At about 2 pm they knocked off. “Leave the window open for a couple of hours,” they said as a parting shot. “To let it dry properly.”
I emerged and went to look at the results of their work. I was displeased by what I found in the bathroom and hall. They had made no attempt to clean up as other teams did. There was dirt and pieces of plaster and paint scrapings all over the place. Henrietta was going to be busy. But when I entered the front room, I was frankly appalled. They had made little attempt to cover things and there were spots of paint all over the floor and on the counter tops. Ripped off frieze paper lay in curls on the floor. On one wall they had painted over the existing paper that was already peeling.
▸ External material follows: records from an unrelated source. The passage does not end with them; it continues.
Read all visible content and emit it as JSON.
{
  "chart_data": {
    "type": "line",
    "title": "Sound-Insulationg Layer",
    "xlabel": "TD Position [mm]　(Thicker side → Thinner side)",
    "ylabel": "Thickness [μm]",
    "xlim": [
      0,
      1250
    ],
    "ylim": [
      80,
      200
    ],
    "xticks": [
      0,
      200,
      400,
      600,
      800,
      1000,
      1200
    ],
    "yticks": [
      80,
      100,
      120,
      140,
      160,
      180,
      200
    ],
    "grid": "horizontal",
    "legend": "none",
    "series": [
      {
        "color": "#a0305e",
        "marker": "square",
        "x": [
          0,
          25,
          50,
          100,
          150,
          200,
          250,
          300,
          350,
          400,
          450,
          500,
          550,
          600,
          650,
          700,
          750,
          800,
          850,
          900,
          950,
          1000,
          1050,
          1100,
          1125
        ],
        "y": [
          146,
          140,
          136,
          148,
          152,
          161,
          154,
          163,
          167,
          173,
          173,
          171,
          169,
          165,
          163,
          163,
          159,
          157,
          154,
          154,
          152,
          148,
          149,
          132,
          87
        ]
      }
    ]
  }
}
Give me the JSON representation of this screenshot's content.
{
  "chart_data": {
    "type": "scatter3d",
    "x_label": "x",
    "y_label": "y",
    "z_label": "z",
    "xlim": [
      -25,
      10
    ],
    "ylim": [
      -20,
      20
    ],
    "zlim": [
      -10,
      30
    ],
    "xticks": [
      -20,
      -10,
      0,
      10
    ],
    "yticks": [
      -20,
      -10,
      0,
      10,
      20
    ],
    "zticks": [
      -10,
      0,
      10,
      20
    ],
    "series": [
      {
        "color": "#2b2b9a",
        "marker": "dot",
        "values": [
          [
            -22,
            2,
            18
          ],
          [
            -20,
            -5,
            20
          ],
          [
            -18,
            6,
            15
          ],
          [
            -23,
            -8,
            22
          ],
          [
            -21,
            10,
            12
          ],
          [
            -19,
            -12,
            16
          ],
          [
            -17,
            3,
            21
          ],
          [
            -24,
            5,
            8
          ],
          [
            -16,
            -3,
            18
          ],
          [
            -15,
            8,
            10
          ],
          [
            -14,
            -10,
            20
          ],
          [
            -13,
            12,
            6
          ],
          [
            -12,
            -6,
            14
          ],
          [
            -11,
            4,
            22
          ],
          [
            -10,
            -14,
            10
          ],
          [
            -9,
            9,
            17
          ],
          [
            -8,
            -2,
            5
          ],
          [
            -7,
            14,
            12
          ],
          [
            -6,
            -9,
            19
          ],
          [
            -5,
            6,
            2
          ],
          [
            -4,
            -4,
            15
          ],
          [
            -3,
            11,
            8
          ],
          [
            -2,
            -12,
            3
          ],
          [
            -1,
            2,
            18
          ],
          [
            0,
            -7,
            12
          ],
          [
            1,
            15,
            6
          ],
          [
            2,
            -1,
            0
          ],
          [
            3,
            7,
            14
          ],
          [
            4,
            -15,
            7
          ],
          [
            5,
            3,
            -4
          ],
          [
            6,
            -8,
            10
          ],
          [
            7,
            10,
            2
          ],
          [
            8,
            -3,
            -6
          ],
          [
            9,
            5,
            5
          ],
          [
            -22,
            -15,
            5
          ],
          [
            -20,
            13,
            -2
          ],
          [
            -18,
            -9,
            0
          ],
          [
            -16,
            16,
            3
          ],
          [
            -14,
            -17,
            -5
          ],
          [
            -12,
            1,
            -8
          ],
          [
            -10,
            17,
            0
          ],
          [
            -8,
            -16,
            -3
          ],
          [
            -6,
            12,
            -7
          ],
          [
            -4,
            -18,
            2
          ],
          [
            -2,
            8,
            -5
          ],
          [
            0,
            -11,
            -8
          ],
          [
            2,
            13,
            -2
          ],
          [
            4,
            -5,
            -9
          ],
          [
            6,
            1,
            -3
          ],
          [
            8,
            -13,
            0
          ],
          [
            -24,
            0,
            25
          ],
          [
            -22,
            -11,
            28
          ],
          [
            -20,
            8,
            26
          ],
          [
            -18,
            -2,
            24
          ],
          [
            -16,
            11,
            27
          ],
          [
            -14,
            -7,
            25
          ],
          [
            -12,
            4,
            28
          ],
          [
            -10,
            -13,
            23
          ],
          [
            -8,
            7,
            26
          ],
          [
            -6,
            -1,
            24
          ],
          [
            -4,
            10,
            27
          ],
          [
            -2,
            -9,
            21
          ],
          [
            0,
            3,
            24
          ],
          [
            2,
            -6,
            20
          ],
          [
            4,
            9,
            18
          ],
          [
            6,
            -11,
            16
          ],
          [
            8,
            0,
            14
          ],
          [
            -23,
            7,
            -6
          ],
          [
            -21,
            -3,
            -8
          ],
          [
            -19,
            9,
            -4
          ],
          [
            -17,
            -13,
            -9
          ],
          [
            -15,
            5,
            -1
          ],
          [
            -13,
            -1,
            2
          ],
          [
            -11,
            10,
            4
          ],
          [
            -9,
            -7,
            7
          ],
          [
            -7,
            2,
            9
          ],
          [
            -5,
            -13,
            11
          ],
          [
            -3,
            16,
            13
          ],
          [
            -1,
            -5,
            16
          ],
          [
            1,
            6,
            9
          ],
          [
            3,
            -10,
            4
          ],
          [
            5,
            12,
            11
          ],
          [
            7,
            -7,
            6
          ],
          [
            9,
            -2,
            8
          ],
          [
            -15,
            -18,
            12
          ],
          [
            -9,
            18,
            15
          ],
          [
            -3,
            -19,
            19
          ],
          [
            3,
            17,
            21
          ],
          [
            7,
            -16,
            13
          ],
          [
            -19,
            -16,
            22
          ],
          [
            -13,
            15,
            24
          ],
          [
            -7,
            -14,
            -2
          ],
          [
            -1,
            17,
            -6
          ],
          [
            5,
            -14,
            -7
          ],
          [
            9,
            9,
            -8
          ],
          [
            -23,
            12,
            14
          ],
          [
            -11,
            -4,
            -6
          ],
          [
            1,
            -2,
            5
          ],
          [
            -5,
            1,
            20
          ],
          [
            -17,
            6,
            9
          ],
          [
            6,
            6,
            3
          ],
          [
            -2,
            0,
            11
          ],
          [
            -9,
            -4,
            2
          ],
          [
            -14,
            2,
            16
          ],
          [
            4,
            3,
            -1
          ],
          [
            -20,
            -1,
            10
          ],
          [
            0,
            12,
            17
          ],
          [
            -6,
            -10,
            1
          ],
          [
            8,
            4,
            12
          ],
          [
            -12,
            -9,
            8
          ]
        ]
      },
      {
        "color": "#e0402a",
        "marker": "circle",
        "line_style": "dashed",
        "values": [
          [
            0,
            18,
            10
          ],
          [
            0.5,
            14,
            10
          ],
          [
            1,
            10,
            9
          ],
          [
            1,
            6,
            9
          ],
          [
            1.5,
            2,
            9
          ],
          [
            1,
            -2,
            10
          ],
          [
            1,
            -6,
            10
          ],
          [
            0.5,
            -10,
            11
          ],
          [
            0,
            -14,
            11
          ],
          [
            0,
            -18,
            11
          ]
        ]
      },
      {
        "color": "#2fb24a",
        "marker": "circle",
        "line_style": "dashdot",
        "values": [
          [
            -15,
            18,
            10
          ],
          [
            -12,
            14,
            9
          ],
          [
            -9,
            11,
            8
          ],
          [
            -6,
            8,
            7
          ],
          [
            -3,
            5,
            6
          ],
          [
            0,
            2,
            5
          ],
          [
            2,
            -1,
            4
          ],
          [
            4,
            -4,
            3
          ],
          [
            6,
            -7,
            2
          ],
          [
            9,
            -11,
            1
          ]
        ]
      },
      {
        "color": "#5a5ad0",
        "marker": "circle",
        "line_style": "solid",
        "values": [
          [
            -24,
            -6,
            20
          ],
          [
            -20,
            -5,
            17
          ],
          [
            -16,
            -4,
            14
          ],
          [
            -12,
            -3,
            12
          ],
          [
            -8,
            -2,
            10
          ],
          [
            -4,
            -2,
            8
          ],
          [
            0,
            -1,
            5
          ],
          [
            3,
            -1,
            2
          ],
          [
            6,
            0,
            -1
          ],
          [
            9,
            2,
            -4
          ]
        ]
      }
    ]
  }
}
I found a paint tray and bucket, wet and uncovered, the former dripping paint on some unused cardboard boxes. Other paining gear, a vacuum cleaner, and personal property also sat there. One of their ladders had been leaned against the wall, leaving a mark in the paint. I just gawped. We were going to have to put furniture from the bedroom in here in order to make room to put the bed down to sleep on. With this mess, this would be impossible. What sort of “professionals” leave a place in this state, not merely at the end of the day but over the weekend?
I think this was the most depressing moment of the whole process to date. I just stood there thinking “What are we going to do, what are we going to do?”
I decided to call the management team. Two were on leave but the third was nearby and agreed to come over. It was a waste of time. I pointed to the peeling paper: “It’ll be picked up.” I pointed to an unfilled hole in the bathroom wall: “They’ll take care of that on Monday.” The mess evoked no response, nor my statement that I was going to have a job moving things. She kept repeating her mantra: “It’s looking very nice already, isn’t it?” I’ve heard of that Friday feeling that this is ridiculous.
What do you do when you are in despair? You get stuck in. I plied Henrietta with a will. I pushed and shoved. There was painter’s gear stacked in the main hall so the stuff they had left in my place went to join it, all except their personal belongings and the vacuum cleaner. After some hard graft, I had the place looking slightly better and the chaos more manageable.
Tigger arrived home and was as put out as I was but she was seeing the tidied up version. We had a cup of tea and then got stuck in again. We managed to push, shove and kick things into a better configuration and make room for the furniture that had to come out of the bedroom. Nothing could go against the walls, of course, so it was like working in a smaller room. Somehow the miracle was performed and we were able to impose our will on the situation.